Fossil fuels propelled industries and nations into the modern age and continue to powerfully influence economies and politics today. As Energy Capitals demonstrates, the discovery and exploitation of fossil fuels has proven to be a mixed blessing in many of the cities and regions where it has occurred.

With case studies from the United States, Canada, Mexico, Norway, Africa, and Australia, this volume views a range of older and more recent energy capitals, contrasts their evolutions, and explores why some capitals were able to influence global trends in energy production and distribution while others failed to control even their own destinies. Chapters show how local and national politics, social structures, technological advantages, education systems, capital, infrastructure, labor force, supply and demand, and other factors have affected the ability of a region to develop and control its own fossil fuel reserves. The contributors also view the environmental impact of energy industries and demonstrate how, in the depletion of reserves or a shift to new energy sources, regions have or have not been able to recover economically.

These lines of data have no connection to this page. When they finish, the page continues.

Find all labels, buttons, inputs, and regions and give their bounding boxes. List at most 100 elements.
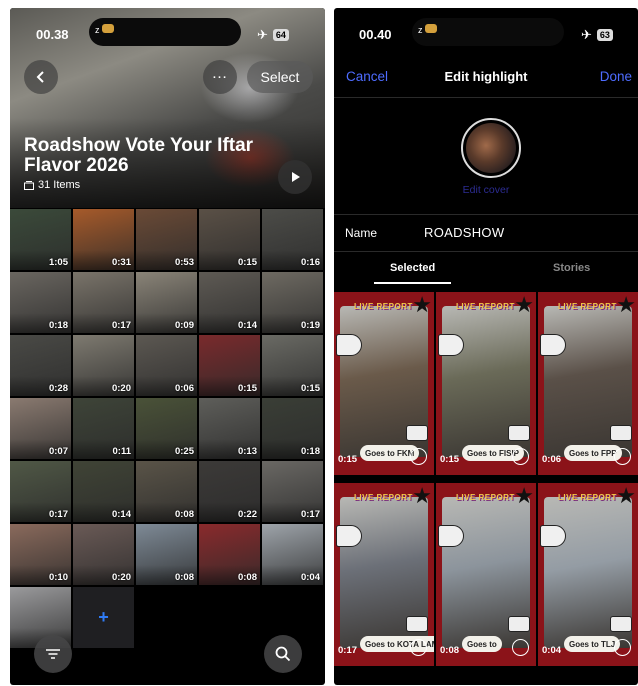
- video-duration: 0:08: [174, 509, 194, 520]
- thumbnail-item[interactable]: 0:15: [262, 335, 323, 396]
- camera-icon: [610, 616, 632, 632]
- video-duration: 0:18: [300, 446, 320, 457]
- thumbnail-item[interactable]: 0:14: [199, 272, 260, 333]
- story-header: LIVE REPORT: [558, 493, 617, 502]
- dynamic-island: z: [412, 18, 564, 46]
- select-button[interactable]: Select: [247, 61, 313, 93]
- tab-selected[interactable]: Selected: [390, 262, 435, 274]
- thumbnail-item[interactable]: 0:20: [73, 335, 134, 396]
- camera-icon: [610, 425, 632, 441]
- select-checkbox[interactable]: [512, 448, 529, 465]
- thumbnail-item[interactable]: 0:18: [10, 272, 71, 333]
- thumbnail-item[interactable]: 0:16: [262, 209, 323, 270]
- battery-indicator: 63: [596, 29, 613, 41]
- video-duration: 0:17: [48, 509, 68, 520]
- dynamic-island: z: [89, 18, 241, 46]
- thumbnail-item[interactable]: 0:18: [262, 398, 323, 459]
- back-button[interactable]: [24, 60, 58, 94]
- video-duration: 0:19: [300, 320, 320, 331]
- notification-icons: z: [95, 24, 114, 35]
- thumbnail-item[interactable]: 1:05: [10, 209, 71, 270]
- story-item[interactable]: LIVE REPORT ★ Goes to FKM 0:15: [334, 292, 434, 475]
- video-duration: 0:22: [237, 509, 257, 520]
- story-header: LIVE REPORT: [354, 493, 413, 502]
- star-icon: ★: [412, 483, 432, 508]
- more-button[interactable]: …: [203, 60, 237, 94]
- thumbnail-item[interactable]: 0:15: [199, 335, 260, 396]
- thumbnail-item[interactable]: 0:14: [73, 461, 134, 522]
- thumbnail-item[interactable]: 0:17: [10, 461, 71, 522]
- video-duration: 0:16: [300, 257, 320, 268]
- story-caption: Goes to: [462, 636, 502, 652]
- story-item[interactable]: LIVE REPORT ★ Goes to FPP 0:06: [538, 292, 638, 475]
- thumbnail-item[interactable]: 0:11: [73, 398, 134, 459]
- thumbnail-item[interactable]: 0:04: [262, 524, 323, 585]
- highlight-cover[interactable]: [461, 118, 521, 178]
- story-item[interactable]: LIVE REPORT ★ Goes to TLJ 0:04: [538, 483, 638, 666]
- edit-cover-link[interactable]: Edit cover: [334, 184, 638, 196]
- filter-icon: [46, 649, 60, 659]
- video-duration: 0:15: [237, 257, 257, 268]
- thumbnail-item[interactable]: 0:53: [136, 209, 197, 270]
- thumbnail-item[interactable]: 0:09: [136, 272, 197, 333]
- active-tab-indicator: [374, 282, 451, 284]
- thumbnail-item[interactable]: 0:20: [73, 524, 134, 585]
- thumbnail-item[interactable]: 0:10: [10, 524, 71, 585]
- select-checkbox[interactable]: [410, 639, 427, 656]
- album-title: Roadshow Vote Your Iftar Flavor 2026: [24, 135, 254, 176]
- story-duration: 0:06: [542, 454, 562, 465]
- thumbnail-item[interactable]: 0:17: [73, 272, 134, 333]
- story-header: LIVE REPORT: [354, 302, 413, 311]
- select-checkbox[interactable]: [614, 448, 631, 465]
- video-duration: 0:53: [174, 257, 194, 268]
- thumbnail-item[interactable]: 0:07: [10, 398, 71, 459]
- thumbnail-item[interactable]: 0:08: [136, 524, 197, 585]
- star-icon: ★: [514, 483, 534, 508]
- select-checkbox[interactable]: [512, 639, 529, 656]
- thumbnail-item[interactable]: 0:08: [136, 461, 197, 522]
- thumbnail-item[interactable]: 0:22: [199, 461, 260, 522]
- search-icon: [275, 646, 291, 662]
- video-duration: 0:17: [300, 509, 320, 520]
- thumbnail-item[interactable]: 0:13: [199, 398, 260, 459]
- story-item[interactable]: LIVE REPORT ★ Goes to 0:08: [436, 483, 536, 666]
- emoji-icon: [101, 24, 114, 33]
- video-duration: 0:11: [112, 446, 132, 457]
- story-item[interactable]: LIVE REPORT ★ Goes to FISIP 0:15: [436, 292, 536, 475]
- story-header: LIVE REPORT: [558, 302, 617, 311]
- megaphone-icon: [540, 334, 566, 356]
- filter-button[interactable]: [34, 635, 72, 673]
- thumbnail-item[interactable]: 0:17: [262, 461, 323, 522]
- name-input[interactable]: ROADSHOW: [424, 225, 504, 240]
- video-duration: 0:06: [174, 383, 194, 394]
- video-duration: 0:17: [111, 320, 131, 331]
- megaphone-icon: [336, 334, 362, 356]
- play-icon: [292, 172, 300, 182]
- play-slideshow-button[interactable]: [278, 160, 312, 194]
- thumbnail-item[interactable]: 0:06: [136, 335, 197, 396]
- story-caption: Goes to TLJ: [564, 636, 621, 652]
- select-checkbox[interactable]: [410, 448, 427, 465]
- story-duration: 0:15: [440, 454, 460, 465]
- story-header: LIVE REPORT: [456, 302, 515, 311]
- nav-bar: Cancel Edit highlight Done: [334, 64, 638, 90]
- thumbnail-item[interactable]: 0:31: [73, 209, 134, 270]
- thumbnail-item[interactable]: 0:08: [199, 524, 260, 585]
- video-duration: 0:08: [174, 572, 194, 583]
- story-duration: 0:15: [338, 454, 358, 465]
- video-duration: 0:15: [237, 383, 257, 394]
- edit-highlight-screen: 00.40 z ✈ 63 Cancel Edit highlight Done …: [334, 8, 638, 685]
- thumbnail-item[interactable]: 0:25: [136, 398, 197, 459]
- story-item[interactable]: LIVE REPORT★Goes to KOTA LAMA0:17: [334, 483, 434, 666]
- video-duration: 0:20: [111, 572, 131, 583]
- add-media-button[interactable]: +: [73, 587, 134, 648]
- video-duration: 0:28: [48, 383, 68, 394]
- done-button[interactable]: Done: [600, 69, 632, 84]
- tab-stories[interactable]: Stories: [553, 262, 590, 274]
- thumbnail-item[interactable]: 0:15: [199, 209, 260, 270]
- select-checkbox[interactable]: [614, 639, 631, 656]
- video-duration: 0:25: [174, 446, 194, 457]
- thumbnail-item[interactable]: 0:28: [10, 335, 71, 396]
- thumbnail-item[interactable]: 0:19: [262, 272, 323, 333]
- search-button[interactable]: [264, 635, 302, 673]
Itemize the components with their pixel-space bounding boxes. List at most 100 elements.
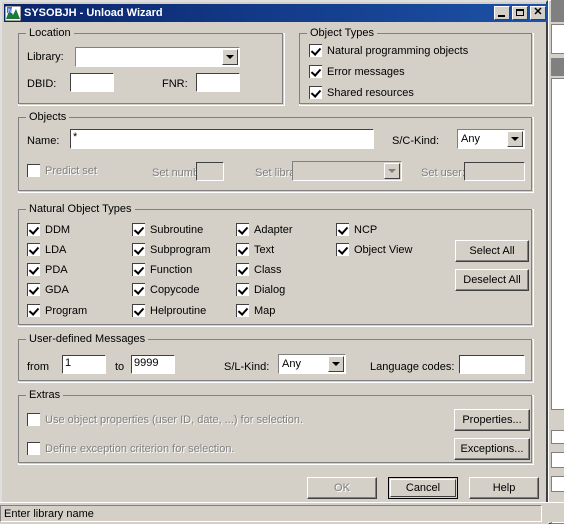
help-button[interactable]: Help bbox=[469, 477, 539, 499]
object-name-input[interactable]: * bbox=[70, 129, 374, 149]
message-from-input[interactable]: 1 bbox=[62, 355, 106, 374]
checkbox-pda[interactable]: PDA bbox=[27, 263, 68, 276]
library-label: Library: bbox=[27, 51, 64, 63]
checkbox-box bbox=[132, 243, 145, 256]
checkbox-ncp[interactable]: NCP bbox=[336, 223, 377, 236]
checkbox-box bbox=[309, 65, 322, 78]
checkbox-label: Helproutine bbox=[150, 304, 207, 317]
checkbox-adapter[interactable]: Adapter bbox=[236, 223, 293, 236]
fnr-input[interactable] bbox=[196, 73, 240, 92]
set-user-input[interactable] bbox=[464, 162, 525, 181]
checkbox-dialog[interactable]: Dialog bbox=[236, 283, 285, 296]
message-to-input[interactable]: 9999 bbox=[131, 355, 175, 374]
checkbox-natural-programming-objects[interactable]: Natural programming objects bbox=[309, 44, 468, 57]
background-window-pane-top bbox=[551, 24, 564, 54]
sc-kind-value: Any bbox=[461, 133, 480, 145]
checkbox-class[interactable]: Class bbox=[236, 263, 282, 276]
checkbox-label: Use object properties (user ID, date, ..… bbox=[45, 413, 304, 426]
checkbox-subroutine[interactable]: Subroutine bbox=[132, 223, 203, 236]
checkbox-box bbox=[236, 263, 249, 276]
checkbox-box bbox=[336, 223, 349, 236]
language-codes-input[interactable] bbox=[459, 355, 525, 374]
checkbox-label: Subroutine bbox=[150, 223, 204, 236]
checkbox-use-object-properties[interactable]: Use object properties (user ID, date, ..… bbox=[27, 413, 303, 426]
set-user-label: Set user: bbox=[421, 167, 466, 179]
status-bar: Enter library name bbox=[0, 502, 564, 522]
checkbox-define-exception-criterion[interactable]: Define exception criterion for selection… bbox=[27, 442, 235, 455]
checkbox-label: Dialog bbox=[254, 283, 286, 296]
title-bar-buttons: ✕ bbox=[494, 6, 546, 20]
checkbox-ddm[interactable]: DDM bbox=[27, 223, 70, 236]
cancel-button[interactable]: Cancel bbox=[388, 477, 458, 499]
checkbox-shared-resources[interactable]: Shared resources bbox=[309, 86, 414, 99]
set-library-combobox[interactable] bbox=[292, 161, 402, 181]
window-title: SYSOBJH - Unload Wizard bbox=[24, 7, 163, 19]
select-all-button[interactable]: Select All bbox=[455, 240, 529, 262]
sc-kind-combobox[interactable]: Any bbox=[457, 129, 525, 149]
extras-legend: Extras bbox=[26, 389, 64, 401]
checkbox-label: Error messages bbox=[327, 65, 405, 78]
checkbox-box bbox=[27, 223, 40, 236]
background-window-titlebar bbox=[551, 0, 564, 22]
exceptions-button[interactable]: Exceptions... bbox=[454, 438, 530, 460]
checkbox-label: Natural programming objects bbox=[327, 44, 469, 57]
background-window-pane-main bbox=[551, 78, 564, 410]
minimize-icon[interactable] bbox=[494, 6, 510, 20]
checkbox-box bbox=[236, 243, 249, 256]
title-bar[interactable]: N SYSOBJH - Unload Wizard ✕ bbox=[4, 4, 548, 22]
checkbox-program[interactable]: Program bbox=[27, 304, 87, 317]
library-combobox[interactable] bbox=[75, 47, 240, 67]
checkbox-box bbox=[27, 283, 40, 296]
close-icon[interactable]: ✕ bbox=[530, 6, 546, 20]
checkbox-predict-set[interactable]: Predict set bbox=[27, 164, 97, 177]
chevron-down-icon[interactable] bbox=[222, 49, 238, 65]
name-label: Name: bbox=[27, 135, 60, 147]
checkbox-label: Class bbox=[254, 263, 282, 276]
properties-button[interactable]: Properties... bbox=[454, 409, 530, 431]
unload-wizard-dialog: N SYSOBJH - Unload Wizard ✕ Location Lib… bbox=[0, 0, 548, 522]
checkbox-label: GDA bbox=[45, 283, 69, 296]
sl-kind-label: S/L-Kind: bbox=[224, 361, 270, 373]
status-message: Enter library name bbox=[0, 505, 542, 522]
checkbox-box bbox=[132, 223, 145, 236]
checkbox-box bbox=[309, 86, 322, 99]
checkbox-object-view[interactable]: Object View bbox=[336, 243, 413, 256]
checkbox-label: Subprogram bbox=[150, 243, 211, 256]
checkbox-helproutine[interactable]: Helproutine bbox=[132, 304, 206, 317]
checkbox-label: LDA bbox=[45, 243, 67, 256]
sl-kind-combobox[interactable]: Any bbox=[278, 354, 346, 374]
checkbox-error-messages[interactable]: Error messages bbox=[309, 65, 405, 78]
location-group: Location bbox=[18, 27, 285, 106]
set-number-input[interactable] bbox=[196, 162, 224, 181]
checkbox-copycode[interactable]: Copycode bbox=[132, 283, 200, 296]
checkbox-box bbox=[132, 304, 145, 317]
deselect-all-button[interactable]: Deselect All bbox=[455, 269, 529, 291]
checkbox-label: Function bbox=[150, 263, 193, 276]
checkbox-label: Program bbox=[45, 304, 88, 317]
cancel-label: Cancel bbox=[405, 482, 441, 494]
checkbox-subprogram[interactable]: Subprogram bbox=[132, 243, 211, 256]
objects-legend: Objects bbox=[26, 111, 70, 123]
background-window-pane-lower bbox=[551, 452, 564, 468]
checkbox-box bbox=[27, 413, 40, 426]
checkbox-gda[interactable]: GDA bbox=[27, 283, 69, 296]
user-defined-messages-legend: User-defined Messages bbox=[26, 333, 149, 345]
checkbox-label: Object View bbox=[354, 243, 413, 256]
exceptions-label: Exceptions... bbox=[460, 443, 524, 455]
background-window-pane-bottom bbox=[551, 476, 564, 492]
checkbox-text[interactable]: Text bbox=[236, 243, 274, 256]
checkbox-box bbox=[236, 283, 249, 296]
checkbox-map[interactable]: Map bbox=[236, 304, 275, 317]
chevron-down-icon[interactable] bbox=[507, 131, 523, 147]
ok-button[interactable]: OK bbox=[307, 477, 377, 499]
checkbox-box bbox=[27, 164, 40, 177]
background-window-pane-mid bbox=[551, 430, 564, 444]
chevron-down-icon[interactable] bbox=[384, 163, 400, 179]
chevron-down-icon[interactable] bbox=[328, 356, 344, 372]
checkbox-function[interactable]: Function bbox=[132, 263, 192, 276]
dbid-input[interactable] bbox=[70, 73, 114, 92]
checkbox-lda[interactable]: LDA bbox=[27, 243, 66, 256]
maximize-icon[interactable] bbox=[512, 6, 528, 20]
checkbox-box bbox=[27, 263, 40, 276]
checkbox-label: DDM bbox=[45, 223, 71, 236]
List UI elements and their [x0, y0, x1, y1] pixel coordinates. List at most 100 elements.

The cities of Tampico, Mexico, and Port Gentil, Gabon, have seen their oil deposits exploited by international companies with little or nothing to show in return and at a high cost environmentally. At the opposite extreme, Houston, Texas, has witnessed great economic gain from its oil, natural gas, and petrochemical industries. Its growth, however, has been tempered by the immense strain on infrastructure and the human transformation of the natural environment. In another scenario, Perth, Australia, Calgary, Alberta, and Stavanger, Norway have benefitted as the closest established cities with administrative and financial assets for energy production that was developed hundreds of miles away.

Whether coal, oil, or natural gas, the essays offer important lessons learned over time and future considerations for the best ways to capture the benefits of energy development while limiting the cost to local populations and environments.


Joseph A. Pratt is the NEH-Cullen Professor of History and Business at the University of Houston where he has served as chair of the history department and interim dean of the College of Liberal Arts and Social Sciences. He is the coordinator of the Energy Management and Policy Group at the University of Houston and the director of the Houston History Project. Pratt has written extensively on both the history of the petroleum industry and Houston. His latest book is Exxon: Transforming Energy, 1973-2005.

Martin V. Melosi is Hugh Roy and Lillie Cranz Cullen University Professor and director of the Center for Public History at the University of Houston. Melosi received the Distinguished Service Award from the American Society for Environmental History (ASEH) and the Esther Farfel Award from the University of Houston. He has served as president of the ASEH, the National Council on Public History, the Public Works Historical Society, and the Urban History Association. Melosi has written or edited nineteen books, most recently Atomic Age America.

Kathleen A. Brosnan is Paul and Doris Eaton Travis Chair of Modern American History at the University of Oklahoma. She also received the Distinguished Service Award from ASEH and currently is ASEH president-elect. She is the author of Uniting Mountain and Plain: Cities, Law, and Environmental Change along the Front Range, editor of the four-volume Encyclopedia of American Environmental History, and coeditor of City Dreams, Country Schemes: Utopian Visions of the Twentieth-Century American West.